Il ritorno del sacro al centro della scena.
di Camarri Cesare.
La vittoria del cantante Sal Da Vinci è un punto di rottura straordinario e carica la sua performance di una valenza profetica. In un contesto laico e spesso dissacrante come quello del Festival di Sanremo, il fatto che l’unica canzone a citare esplicitamente Dio sia proprio quella che ha sbaragliato la concorrenza e vinto la manifestazione non è un caso: è un segno che i tempi che stiamo vivendo sono ormai maturi per un risveglio spirituale.
Una vittoria controcorrente.
Mentre molte canzoni cercano il successo attraverso temi effimeri o provocazioni superficiali, Sal Da Vinci ha scelto la strada della verticalità. Citare Dio in “Per sempre sì” non è stato un riempitivo poetico, ma il riconoscimento della Sorgente dell’Amore. Il pubblico ha premiato questa autenticità, dimostrando che c’è una “fame” profonda di valori eterni che la politica e l’arte non possono più ignorare.

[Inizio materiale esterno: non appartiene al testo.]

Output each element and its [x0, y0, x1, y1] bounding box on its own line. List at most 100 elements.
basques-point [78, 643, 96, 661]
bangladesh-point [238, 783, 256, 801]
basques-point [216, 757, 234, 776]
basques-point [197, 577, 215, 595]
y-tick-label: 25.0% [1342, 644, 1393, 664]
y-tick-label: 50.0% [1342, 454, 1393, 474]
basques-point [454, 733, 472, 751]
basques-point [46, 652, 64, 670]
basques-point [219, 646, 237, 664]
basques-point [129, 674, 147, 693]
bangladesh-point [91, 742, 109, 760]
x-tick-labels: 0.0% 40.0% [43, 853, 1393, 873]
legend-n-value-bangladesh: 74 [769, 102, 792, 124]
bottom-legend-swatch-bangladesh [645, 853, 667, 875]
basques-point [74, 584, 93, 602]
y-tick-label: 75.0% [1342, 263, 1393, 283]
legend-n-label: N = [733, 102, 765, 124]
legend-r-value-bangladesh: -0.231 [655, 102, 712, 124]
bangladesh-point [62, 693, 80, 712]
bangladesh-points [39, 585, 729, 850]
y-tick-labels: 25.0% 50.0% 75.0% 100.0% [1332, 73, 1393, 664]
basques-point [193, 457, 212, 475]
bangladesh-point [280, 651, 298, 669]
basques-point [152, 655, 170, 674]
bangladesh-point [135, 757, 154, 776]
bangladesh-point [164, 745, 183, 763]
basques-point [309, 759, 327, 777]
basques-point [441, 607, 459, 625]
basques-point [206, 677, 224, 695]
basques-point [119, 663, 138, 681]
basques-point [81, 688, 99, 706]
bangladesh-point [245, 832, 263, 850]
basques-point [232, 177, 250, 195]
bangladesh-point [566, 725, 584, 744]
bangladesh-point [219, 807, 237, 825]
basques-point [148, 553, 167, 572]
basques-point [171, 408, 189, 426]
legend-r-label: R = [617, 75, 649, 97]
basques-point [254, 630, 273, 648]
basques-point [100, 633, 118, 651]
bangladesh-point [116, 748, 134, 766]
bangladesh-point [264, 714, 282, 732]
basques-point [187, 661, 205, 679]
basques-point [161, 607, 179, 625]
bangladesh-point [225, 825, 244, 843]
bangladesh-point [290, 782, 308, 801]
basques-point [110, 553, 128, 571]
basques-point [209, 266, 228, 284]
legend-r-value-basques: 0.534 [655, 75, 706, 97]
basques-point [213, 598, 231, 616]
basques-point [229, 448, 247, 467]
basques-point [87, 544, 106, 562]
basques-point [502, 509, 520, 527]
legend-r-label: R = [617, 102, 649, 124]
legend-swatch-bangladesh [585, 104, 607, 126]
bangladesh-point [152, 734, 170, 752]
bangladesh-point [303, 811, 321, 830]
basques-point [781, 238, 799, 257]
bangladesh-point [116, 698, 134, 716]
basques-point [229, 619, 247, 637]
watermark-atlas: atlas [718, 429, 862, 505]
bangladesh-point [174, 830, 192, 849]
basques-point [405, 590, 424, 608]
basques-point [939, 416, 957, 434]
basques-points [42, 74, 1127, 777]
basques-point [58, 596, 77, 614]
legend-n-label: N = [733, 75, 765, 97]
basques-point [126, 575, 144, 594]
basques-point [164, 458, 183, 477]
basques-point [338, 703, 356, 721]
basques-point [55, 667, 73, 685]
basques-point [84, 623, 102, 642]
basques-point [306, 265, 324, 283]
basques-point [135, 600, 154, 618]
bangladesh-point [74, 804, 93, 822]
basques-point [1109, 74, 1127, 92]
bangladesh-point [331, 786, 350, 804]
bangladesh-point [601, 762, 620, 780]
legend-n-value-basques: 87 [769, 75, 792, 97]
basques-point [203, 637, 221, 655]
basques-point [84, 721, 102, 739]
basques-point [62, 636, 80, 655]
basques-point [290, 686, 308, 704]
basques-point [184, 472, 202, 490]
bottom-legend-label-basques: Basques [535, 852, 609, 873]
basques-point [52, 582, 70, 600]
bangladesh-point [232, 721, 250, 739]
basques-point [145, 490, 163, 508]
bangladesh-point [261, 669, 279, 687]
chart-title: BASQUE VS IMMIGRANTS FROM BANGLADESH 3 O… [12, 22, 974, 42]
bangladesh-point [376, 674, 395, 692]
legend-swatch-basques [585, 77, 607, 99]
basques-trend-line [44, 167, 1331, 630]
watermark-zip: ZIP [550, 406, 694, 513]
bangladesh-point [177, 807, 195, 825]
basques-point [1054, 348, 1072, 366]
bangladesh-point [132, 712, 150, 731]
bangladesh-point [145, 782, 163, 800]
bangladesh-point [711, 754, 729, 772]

Dio come garante del “Per Sempre”.
Nella canzone, Dio non è un’entità astratta, ma il testimone e il custode della promessa. Questa citazione trasforma il brano da una semplice canzone d’amore a una preghiera rivolta a Dio. La famiglia e il matrimonio tengono se hanno un fondamento che supera l’egoismo umano.
La vittoria di Sal Da Vinci con ‘Per sempre sì’ ci dice che l’uomo contemporaneo, pur sommerso dal rumore, riconosce ancora la voce del Creatore quando si parla d’amore. Citare Dio non è stato un limite, ma la forza propulsiva che ha trasformato un brano musicale in un inno alla speranza. È la conferma che, come a Cana, quando si invita Dio al banchetto della vita, il vino della gioia non solo non finisce, ma vince su tutto.
Se la musica torna a guardare al Cielo, anche la società può sperare in un futuro più solido. Il trionfo di Sal Da Vinci è il trionfo della verità sul matrimonio.
Questo dimostra che il cuore della gente batte ancora per i valori veri e cerca un fondamento solido per il proprio ‘per sempre’. Ciò dimostra che è ormai imminente, dopo tanto materialismo, un risveglio spirituale e civile di cui il Paese ha estremo bisogno. Alla politica compete il compito di intercettare questo bisogno latente in modo che si possa compiutamente realizzare nelle forme adeguate nella società odierna al servizio del bene comune.